Performative vs. Descriptive

The term "performative utterances" was coined by John Langshaw Austin ("How to do things with words"; Harvard University Press, 1962) and names a class of linguistic constructions. Example:

"I name this ship the 'Enterprise'."

As it were, at the moment of speaking becomes this statement "reality". Also the sentence

"She / He is the one."

can be used performatively. Another example from everyday life:

"Hereby we dissociate ourselves from the contents of all linked sites."

It has been pointed out by Austin and others, that such constructions result in meaningful statements only in a certain social and semiotic environment. I.e. the attention of certain rules is necessary. With "It shall be light" it functions rather rarely.

A phenomenon: The terms "lifelong learning" or "sustainable economic development" come along, nobody actually knows from where, and our handling of the terms suggests, that the contents would be new, and until the terms coinage not existent. Which is not correct, these terms designate established facts, possibly pointed, or from a special perspective, which is actually not expressed. Or they use well-known facts, which came so far without an explicit term, in order to introduce a new content.

Immanuel Kant wrote: "Percepts without concepts are blind, concepts without percepts are meaningless / Intuitions without concepts are blind, concepts without intuitions are empty".

Benjamin Lee Whorf: The principle of linguistic relativity

Most languages have a grammatical gender system which assigns all objects (e.g., cows, noses, and toasters) a gender.
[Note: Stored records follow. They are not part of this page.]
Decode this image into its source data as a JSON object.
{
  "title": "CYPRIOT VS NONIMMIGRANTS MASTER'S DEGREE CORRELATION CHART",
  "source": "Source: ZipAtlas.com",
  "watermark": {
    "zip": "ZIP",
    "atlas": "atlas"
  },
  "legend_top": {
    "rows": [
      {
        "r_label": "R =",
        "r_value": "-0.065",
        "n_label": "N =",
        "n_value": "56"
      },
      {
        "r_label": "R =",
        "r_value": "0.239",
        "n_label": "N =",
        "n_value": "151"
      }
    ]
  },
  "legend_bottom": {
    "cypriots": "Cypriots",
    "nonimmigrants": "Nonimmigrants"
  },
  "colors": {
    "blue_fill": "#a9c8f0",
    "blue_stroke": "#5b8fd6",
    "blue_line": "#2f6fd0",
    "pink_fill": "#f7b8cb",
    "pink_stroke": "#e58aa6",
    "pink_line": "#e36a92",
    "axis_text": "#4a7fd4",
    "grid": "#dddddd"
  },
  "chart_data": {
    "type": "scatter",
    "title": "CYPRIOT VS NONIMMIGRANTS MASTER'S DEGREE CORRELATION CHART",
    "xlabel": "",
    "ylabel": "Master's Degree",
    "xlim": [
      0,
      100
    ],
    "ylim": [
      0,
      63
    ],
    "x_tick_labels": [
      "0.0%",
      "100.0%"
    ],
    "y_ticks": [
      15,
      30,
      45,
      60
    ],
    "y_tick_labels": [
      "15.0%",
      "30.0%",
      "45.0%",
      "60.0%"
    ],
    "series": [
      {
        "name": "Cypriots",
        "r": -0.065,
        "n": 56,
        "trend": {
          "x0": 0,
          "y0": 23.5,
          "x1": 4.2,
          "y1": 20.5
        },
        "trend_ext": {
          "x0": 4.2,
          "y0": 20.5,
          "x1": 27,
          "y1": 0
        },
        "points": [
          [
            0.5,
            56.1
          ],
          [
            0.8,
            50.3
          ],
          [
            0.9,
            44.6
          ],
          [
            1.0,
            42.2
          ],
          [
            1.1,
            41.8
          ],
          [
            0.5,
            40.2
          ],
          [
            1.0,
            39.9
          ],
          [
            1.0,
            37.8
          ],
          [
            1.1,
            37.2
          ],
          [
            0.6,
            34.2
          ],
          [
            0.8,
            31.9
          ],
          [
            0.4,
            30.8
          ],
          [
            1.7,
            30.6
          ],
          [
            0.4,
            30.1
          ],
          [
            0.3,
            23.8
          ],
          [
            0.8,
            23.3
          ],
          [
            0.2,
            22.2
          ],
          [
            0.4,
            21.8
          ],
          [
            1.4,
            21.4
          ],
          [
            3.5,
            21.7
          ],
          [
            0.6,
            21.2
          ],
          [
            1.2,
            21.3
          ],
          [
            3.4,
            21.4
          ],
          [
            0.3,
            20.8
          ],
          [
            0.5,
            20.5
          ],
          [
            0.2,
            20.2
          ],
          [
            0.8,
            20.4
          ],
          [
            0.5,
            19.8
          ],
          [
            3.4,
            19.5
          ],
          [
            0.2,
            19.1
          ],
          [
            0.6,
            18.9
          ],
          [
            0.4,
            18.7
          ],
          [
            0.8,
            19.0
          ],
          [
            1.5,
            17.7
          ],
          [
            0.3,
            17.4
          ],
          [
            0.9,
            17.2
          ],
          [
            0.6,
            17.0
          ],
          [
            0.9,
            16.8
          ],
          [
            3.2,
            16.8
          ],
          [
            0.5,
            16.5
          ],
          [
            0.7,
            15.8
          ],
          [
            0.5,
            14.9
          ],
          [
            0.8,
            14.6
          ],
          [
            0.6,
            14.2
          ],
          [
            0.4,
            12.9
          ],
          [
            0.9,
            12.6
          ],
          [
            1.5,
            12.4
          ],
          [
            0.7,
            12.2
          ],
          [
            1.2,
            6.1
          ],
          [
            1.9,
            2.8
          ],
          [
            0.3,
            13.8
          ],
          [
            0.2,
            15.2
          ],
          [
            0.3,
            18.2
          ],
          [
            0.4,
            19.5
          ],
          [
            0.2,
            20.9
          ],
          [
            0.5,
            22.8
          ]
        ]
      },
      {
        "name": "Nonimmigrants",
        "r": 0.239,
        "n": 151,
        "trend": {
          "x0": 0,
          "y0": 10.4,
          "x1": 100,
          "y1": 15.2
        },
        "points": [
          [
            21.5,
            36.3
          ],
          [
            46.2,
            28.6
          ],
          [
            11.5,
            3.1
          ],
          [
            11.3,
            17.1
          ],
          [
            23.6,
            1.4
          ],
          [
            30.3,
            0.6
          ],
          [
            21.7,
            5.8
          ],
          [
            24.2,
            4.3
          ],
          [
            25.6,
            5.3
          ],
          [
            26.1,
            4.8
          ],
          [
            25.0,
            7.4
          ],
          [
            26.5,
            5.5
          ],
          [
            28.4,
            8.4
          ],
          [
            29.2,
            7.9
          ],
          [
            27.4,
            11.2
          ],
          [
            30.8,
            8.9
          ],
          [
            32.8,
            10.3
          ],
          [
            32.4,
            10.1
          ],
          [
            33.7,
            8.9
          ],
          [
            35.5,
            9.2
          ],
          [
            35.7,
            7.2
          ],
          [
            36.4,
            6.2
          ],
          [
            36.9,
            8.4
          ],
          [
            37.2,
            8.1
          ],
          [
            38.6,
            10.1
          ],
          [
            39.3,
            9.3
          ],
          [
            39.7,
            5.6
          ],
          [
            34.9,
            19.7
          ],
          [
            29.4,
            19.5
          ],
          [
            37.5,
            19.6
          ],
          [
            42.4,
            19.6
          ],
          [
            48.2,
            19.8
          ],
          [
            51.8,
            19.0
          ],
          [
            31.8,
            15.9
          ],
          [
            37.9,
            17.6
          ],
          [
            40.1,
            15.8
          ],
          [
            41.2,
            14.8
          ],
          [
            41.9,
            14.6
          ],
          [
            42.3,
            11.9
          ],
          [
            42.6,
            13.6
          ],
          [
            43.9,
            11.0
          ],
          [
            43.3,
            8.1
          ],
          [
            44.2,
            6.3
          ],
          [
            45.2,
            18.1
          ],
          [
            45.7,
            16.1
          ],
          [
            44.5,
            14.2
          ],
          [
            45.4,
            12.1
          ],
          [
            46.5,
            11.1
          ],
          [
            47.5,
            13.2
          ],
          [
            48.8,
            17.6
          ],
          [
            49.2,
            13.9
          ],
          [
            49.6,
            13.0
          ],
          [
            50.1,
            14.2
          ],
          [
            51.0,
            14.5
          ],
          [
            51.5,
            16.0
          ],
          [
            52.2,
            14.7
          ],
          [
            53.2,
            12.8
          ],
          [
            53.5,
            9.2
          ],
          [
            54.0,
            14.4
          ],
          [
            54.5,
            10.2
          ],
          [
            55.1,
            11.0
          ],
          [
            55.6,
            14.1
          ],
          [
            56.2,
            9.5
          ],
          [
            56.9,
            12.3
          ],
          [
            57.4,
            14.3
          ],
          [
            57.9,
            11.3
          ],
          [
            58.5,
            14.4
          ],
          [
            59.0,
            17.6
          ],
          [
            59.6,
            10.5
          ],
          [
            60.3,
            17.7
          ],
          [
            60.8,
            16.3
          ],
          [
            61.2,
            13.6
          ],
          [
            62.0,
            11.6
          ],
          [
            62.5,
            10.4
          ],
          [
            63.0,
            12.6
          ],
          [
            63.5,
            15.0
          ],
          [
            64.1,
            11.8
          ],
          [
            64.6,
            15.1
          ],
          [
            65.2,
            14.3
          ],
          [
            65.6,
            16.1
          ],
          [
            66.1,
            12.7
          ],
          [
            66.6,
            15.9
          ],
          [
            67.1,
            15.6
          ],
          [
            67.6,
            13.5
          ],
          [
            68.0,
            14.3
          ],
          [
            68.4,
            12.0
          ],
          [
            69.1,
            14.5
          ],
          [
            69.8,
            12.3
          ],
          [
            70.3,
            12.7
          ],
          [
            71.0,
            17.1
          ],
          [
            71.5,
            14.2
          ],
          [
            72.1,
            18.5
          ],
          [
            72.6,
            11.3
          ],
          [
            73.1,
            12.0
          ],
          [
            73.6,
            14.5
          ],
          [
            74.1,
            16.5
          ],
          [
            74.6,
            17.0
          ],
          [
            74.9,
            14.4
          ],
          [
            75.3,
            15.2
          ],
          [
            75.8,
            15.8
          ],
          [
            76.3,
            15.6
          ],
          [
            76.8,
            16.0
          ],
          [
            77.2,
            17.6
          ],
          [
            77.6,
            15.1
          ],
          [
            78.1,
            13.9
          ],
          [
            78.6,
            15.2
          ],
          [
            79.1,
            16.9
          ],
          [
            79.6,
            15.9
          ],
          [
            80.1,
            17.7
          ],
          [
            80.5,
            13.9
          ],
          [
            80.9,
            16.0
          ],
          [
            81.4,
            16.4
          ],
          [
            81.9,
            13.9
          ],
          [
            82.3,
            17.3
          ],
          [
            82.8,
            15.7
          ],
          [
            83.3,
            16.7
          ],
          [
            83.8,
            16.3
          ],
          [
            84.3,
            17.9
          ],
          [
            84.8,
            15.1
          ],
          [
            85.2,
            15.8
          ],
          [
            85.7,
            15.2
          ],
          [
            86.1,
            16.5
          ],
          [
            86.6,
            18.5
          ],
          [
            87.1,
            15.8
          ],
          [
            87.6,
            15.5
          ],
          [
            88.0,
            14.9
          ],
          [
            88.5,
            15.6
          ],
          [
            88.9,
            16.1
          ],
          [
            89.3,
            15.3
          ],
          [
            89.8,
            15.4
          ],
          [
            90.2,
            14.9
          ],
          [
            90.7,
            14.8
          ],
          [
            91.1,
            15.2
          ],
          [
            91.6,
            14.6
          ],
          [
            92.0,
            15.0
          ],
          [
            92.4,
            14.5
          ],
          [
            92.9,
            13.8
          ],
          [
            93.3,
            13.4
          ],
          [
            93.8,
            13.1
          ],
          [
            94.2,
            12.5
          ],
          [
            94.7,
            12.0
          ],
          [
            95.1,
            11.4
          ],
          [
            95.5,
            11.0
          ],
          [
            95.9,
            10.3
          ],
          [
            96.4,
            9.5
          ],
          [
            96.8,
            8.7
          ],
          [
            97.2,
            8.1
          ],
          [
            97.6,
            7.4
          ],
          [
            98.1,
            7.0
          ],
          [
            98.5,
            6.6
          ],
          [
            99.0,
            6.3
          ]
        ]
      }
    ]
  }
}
This is done in spite the fact that objects don't actually have a biological gender. In some languages only masculine and feminine genders are used, but most also assign neuter genders.

It has been argued that the assignment of a grammatical gender to an object is semantically irrelevant.

Mark Twain noted, in German, a young lady has no sex, while a turnip has. [...] a tree is male, its buds are female, its leaves are neuter; horses are sexless, dogs are male, cats are female tomcats included, of course;

The grammatical genders assigned to objects vary greatly across languages. For example, the sun is feminine in German, but masculine in Spanish and French, and neuter in Russian. The moon is feminine in Spanish, French and Russian, but masculine in German.

 

Edward Sapir identified in the early 1900's the concept, that language defines the way a person perceives the surrounding world and that thus language, to some extent, determines the way a person thinks and behaves.

 

Benjamin Whorf, one of his students, picked up on the idea of linguistic determinism and developed it, based on his studies of the Hopi language. The Sapir-Whorf hypothesis was born. The main idea: language is not just a way of voicing ideas, but is the underlying substrate which shapes and, more importantly, also confines our ideas and our view of the world.

There is an ongoing debate within the linguistic field, what exactly this means: from a strict position of absolute determinism to a moderate view, that language merely "shapes" or "influences" our thoughts a lot of slightly different positions are found. Unfortunately, the terms "influence" etc. are not clearly defined, nor are the assumed effects of determinism of the mother tongue, when a person learns a second language well analyzed.

Whorf developed his idea on several observations, the most famous being the existence of a plethora of words for "snow" in the Inuit language, which outnumbers the words for "snow" in the English language. Since snow is an important part of their daily life, it seems appropriate to develop a language, which uses more refined expressions for snow, than, say, for a language used by a population based in the desert.

Later studies (The Great Eskimo Vocabulary Hoax, Geoffrey K. Pullum, 1991) claimed that if you do include phrases, and not only words, the English language has a comparable ability to describe different forms of "snow". The basic idea is, that also the vocabulary of some languages might be more efficient or precise in describing certain aspects of the world; others just transmit the same perceptions / ideas / thoughts by using a different approach (e.g. more words).